Addition of Fractions with Different Denominators

This lesson shows how to add fractions whose denominators are different. The key idea is that you can only add fractions once they share a denominator, so the first job is always to find a common denominator using the LCM.

The method

To add fractions with different denominators:

1. Find the LCM of the denominators.
2. Rewrite each fraction so its denominator is the LCM.
3. Add the numerators and keep the common denominator.

Example: $\tfrac{1}{3} + \tfrac{1}{5}$

The denominators are $3$ and $5$. Both are prime, so the LCM is just their product:

$\operatorname{lcm}(3,5) = 3 \times 5 = 15.$

Rewrite each fraction over $15$:

$\frac{1}{3} + \frac{1}{5} = \frac{1 \times 5}{3 \times 5} + \frac{1 \times 3}{5 \times 3} = \frac{5}{15} + \frac{3}{15} = \frac{5 + 3}{15} = \frac{8}{15}.$

Example: $\tfrac{15}{12} + \tfrac{1}{3}$

To find the LCM of $12$ and $3$, divide by shared factors until you reach $1$:

$\operatorname{lcm}(12,3) = 3 \times 2 \times 2 = 12.$

The first denominator is already $12$, so it stays as it is. Rewrite the second fraction over $12$:

$\frac{15}{12} + \frac{1}{3} = \frac{15}{12} + \frac{1 \times 4}{3 \times 4} = \frac{15}{12} + \frac{4}{12} = \frac{15 + 4}{12} = \frac{19}{12}.$

As a mixed number this is $1\tfrac{7}{12}$.

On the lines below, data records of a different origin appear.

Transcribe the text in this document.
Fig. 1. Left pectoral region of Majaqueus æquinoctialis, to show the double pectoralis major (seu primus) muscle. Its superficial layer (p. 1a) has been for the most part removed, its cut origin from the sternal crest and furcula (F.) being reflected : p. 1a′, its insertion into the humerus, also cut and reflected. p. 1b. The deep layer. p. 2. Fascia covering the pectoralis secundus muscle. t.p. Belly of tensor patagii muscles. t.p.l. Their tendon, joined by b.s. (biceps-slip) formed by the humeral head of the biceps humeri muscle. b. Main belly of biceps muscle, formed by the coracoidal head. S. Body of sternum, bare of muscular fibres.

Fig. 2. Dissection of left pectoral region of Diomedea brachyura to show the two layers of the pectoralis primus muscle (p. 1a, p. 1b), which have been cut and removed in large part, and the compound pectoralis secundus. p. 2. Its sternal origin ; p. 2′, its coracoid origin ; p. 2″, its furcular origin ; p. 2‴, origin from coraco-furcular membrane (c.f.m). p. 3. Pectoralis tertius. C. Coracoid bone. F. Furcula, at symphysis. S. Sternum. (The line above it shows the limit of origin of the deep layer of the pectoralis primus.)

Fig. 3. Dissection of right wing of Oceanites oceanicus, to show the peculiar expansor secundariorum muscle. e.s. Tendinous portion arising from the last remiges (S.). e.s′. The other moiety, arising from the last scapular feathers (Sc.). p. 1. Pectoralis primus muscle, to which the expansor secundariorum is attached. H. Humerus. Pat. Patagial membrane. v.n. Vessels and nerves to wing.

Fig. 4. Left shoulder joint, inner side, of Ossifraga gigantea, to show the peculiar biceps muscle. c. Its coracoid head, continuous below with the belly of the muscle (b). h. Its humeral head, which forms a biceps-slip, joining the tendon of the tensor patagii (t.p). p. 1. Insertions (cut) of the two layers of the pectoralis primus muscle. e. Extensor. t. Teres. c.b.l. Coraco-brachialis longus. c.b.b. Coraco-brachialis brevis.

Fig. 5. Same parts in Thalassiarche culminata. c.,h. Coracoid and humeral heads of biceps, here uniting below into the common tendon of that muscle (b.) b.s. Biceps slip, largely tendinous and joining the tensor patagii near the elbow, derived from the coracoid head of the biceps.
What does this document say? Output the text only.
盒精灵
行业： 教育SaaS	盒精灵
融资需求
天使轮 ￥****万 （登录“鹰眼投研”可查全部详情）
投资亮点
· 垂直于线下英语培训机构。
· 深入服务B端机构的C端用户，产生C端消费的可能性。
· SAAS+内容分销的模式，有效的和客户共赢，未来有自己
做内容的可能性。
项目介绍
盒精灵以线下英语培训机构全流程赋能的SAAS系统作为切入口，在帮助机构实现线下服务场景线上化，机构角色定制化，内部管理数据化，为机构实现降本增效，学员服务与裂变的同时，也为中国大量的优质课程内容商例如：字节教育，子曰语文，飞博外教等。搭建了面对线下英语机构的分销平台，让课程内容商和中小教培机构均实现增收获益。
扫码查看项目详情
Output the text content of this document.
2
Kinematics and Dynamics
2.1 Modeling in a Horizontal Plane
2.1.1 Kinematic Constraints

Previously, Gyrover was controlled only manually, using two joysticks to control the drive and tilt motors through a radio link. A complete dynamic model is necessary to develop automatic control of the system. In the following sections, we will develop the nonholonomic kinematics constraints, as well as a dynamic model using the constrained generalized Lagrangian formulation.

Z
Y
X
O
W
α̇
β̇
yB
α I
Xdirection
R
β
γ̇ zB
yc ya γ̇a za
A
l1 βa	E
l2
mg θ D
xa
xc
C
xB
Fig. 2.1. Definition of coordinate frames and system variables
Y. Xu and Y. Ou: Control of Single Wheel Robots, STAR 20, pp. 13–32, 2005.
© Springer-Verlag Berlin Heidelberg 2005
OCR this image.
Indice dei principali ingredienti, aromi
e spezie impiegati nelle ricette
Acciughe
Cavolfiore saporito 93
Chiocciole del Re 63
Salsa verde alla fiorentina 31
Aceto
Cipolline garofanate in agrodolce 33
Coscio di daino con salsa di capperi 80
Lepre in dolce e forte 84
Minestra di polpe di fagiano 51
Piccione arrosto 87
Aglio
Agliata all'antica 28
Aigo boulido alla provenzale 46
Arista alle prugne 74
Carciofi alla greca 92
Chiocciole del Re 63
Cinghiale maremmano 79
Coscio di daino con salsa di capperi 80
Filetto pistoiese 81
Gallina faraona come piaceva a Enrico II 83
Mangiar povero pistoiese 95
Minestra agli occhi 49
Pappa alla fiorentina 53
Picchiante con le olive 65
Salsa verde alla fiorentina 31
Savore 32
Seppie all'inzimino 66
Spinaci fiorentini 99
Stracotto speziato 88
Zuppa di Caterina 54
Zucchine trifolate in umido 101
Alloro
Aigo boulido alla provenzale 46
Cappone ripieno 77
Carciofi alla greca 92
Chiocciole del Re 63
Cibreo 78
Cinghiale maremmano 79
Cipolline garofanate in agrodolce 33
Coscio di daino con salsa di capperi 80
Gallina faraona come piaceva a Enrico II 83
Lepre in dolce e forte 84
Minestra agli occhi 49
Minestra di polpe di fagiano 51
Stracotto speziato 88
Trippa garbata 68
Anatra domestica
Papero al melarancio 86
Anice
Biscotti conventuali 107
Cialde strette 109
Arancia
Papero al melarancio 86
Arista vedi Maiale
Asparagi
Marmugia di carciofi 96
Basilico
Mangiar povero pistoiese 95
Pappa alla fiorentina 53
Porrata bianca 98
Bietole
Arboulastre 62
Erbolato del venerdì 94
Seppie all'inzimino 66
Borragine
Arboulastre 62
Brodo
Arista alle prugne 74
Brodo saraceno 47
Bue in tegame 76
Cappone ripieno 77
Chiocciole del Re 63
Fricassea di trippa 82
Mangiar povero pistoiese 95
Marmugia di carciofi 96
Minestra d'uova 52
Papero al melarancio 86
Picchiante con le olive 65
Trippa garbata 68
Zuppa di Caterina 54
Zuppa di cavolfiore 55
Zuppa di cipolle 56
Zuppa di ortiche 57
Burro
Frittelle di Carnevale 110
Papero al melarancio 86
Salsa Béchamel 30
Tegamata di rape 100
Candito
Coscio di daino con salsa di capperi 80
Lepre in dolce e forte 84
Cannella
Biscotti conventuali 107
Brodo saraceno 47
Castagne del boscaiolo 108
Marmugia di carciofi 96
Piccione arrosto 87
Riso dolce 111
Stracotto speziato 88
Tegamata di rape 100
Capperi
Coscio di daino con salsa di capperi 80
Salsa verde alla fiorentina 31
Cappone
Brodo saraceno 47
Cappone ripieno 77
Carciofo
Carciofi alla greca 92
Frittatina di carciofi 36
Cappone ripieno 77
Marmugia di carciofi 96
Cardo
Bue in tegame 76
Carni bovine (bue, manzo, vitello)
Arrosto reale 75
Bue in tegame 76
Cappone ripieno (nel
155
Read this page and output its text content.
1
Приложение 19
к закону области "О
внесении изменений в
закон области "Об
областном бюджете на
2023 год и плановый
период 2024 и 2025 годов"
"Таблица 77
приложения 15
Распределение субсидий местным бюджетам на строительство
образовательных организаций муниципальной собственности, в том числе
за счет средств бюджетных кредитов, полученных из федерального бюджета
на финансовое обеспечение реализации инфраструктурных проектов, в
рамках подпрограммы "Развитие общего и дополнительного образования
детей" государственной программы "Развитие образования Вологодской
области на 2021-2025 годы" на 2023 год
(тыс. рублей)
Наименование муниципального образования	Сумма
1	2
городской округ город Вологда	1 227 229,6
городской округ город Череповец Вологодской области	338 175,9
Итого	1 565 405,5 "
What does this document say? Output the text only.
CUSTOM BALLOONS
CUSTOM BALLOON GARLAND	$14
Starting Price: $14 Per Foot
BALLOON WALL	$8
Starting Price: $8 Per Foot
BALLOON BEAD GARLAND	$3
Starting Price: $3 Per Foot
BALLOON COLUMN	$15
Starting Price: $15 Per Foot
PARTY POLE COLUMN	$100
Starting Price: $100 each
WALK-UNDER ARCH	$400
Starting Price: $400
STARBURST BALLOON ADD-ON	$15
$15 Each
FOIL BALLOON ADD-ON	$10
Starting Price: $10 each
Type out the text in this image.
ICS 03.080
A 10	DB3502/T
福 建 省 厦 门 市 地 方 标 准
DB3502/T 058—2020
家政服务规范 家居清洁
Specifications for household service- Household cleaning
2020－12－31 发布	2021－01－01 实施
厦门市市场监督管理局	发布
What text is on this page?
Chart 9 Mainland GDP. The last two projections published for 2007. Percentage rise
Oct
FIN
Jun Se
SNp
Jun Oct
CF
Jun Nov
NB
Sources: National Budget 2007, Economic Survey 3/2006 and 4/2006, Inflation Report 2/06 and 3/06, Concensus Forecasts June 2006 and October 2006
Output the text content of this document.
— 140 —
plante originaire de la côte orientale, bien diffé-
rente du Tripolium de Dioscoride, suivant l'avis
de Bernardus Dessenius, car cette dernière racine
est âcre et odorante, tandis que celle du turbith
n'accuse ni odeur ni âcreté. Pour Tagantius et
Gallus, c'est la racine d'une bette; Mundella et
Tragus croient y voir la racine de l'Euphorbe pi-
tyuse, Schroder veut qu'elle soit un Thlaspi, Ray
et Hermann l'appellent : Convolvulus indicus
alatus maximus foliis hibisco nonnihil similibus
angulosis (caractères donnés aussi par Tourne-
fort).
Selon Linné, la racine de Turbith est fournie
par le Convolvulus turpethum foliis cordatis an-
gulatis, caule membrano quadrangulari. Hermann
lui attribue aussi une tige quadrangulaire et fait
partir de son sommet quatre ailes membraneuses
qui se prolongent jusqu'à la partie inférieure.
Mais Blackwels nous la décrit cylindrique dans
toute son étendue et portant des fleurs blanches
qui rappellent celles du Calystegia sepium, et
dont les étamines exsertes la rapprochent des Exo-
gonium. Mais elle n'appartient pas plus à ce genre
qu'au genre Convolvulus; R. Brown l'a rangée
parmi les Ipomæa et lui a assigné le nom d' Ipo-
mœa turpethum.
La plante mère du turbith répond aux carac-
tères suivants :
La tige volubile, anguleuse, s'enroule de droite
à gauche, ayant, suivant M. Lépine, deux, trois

Example: $1\tfrac{1}{3} + 2\tfrac{1}{6}$

First turn the mixed numbers into improper fractions:

$1\tfrac{1}{3} = \frac{4}{3}, \qquad 2\tfrac{1}{6} = \frac{13}{6}.$

The LCM of $3$ and $6$ is $6$, since $6$ is a multiple of $3$:

$\frac{4}{3} + \frac{13}{6} = \frac{4 \times 2}{6} + \frac{13}{6} = \frac{8}{6} + \frac{13}{6} = \frac{8 + 13}{6} = \frac{21}{6}.$

Example: $\tfrac{2}{5} + \tfrac{3}{4} + \tfrac{1}{6}$

With three fractions, find the LCM of all three denominators $5$, $4$ and $6$ by repeated division:

$\operatorname{lcm}(5,4,6) = 2 \times 2 \times 3 \times 5 = 60.$

Rewrite each fraction over $60$:

$\frac{2}{5} = \frac{24}{60}, \qquad \frac{3}{4} = \frac{45}{60}, \qquad \frac{1}{6} = \frac{10}{60}.$

Now add the numerators:

$\frac{24}{60} + \frac{45}{60} + \frac{10}{60} = \frac{24 + 45 + 10}{60} = \frac{79}{60}.$

Example: $\tfrac{8}{11} + \tfrac{3}{22}$

The denominators are $11$ and $22$, and $22 = 11 \times 2$, so the LCM is $22$:

$\frac{8}{11} + \frac{3}{22} = \frac{8 \times 2}{22} + \frac{3}{22} = \frac{16}{22} + \frac{3}{22} = \frac{16 + 3}{22} = \frac{19}{22}.$

Key takeaways

• To add fractions with different denominators, rewrite them over the LCM, then add the numerators.
• Find the LCM by dividing the denominators by shared prime factors until you reach $1$.
• The same method works for three or more fractions: put them all over one common denominator first.
• Convert mixed numbers to improper fractions before finding the common denominator.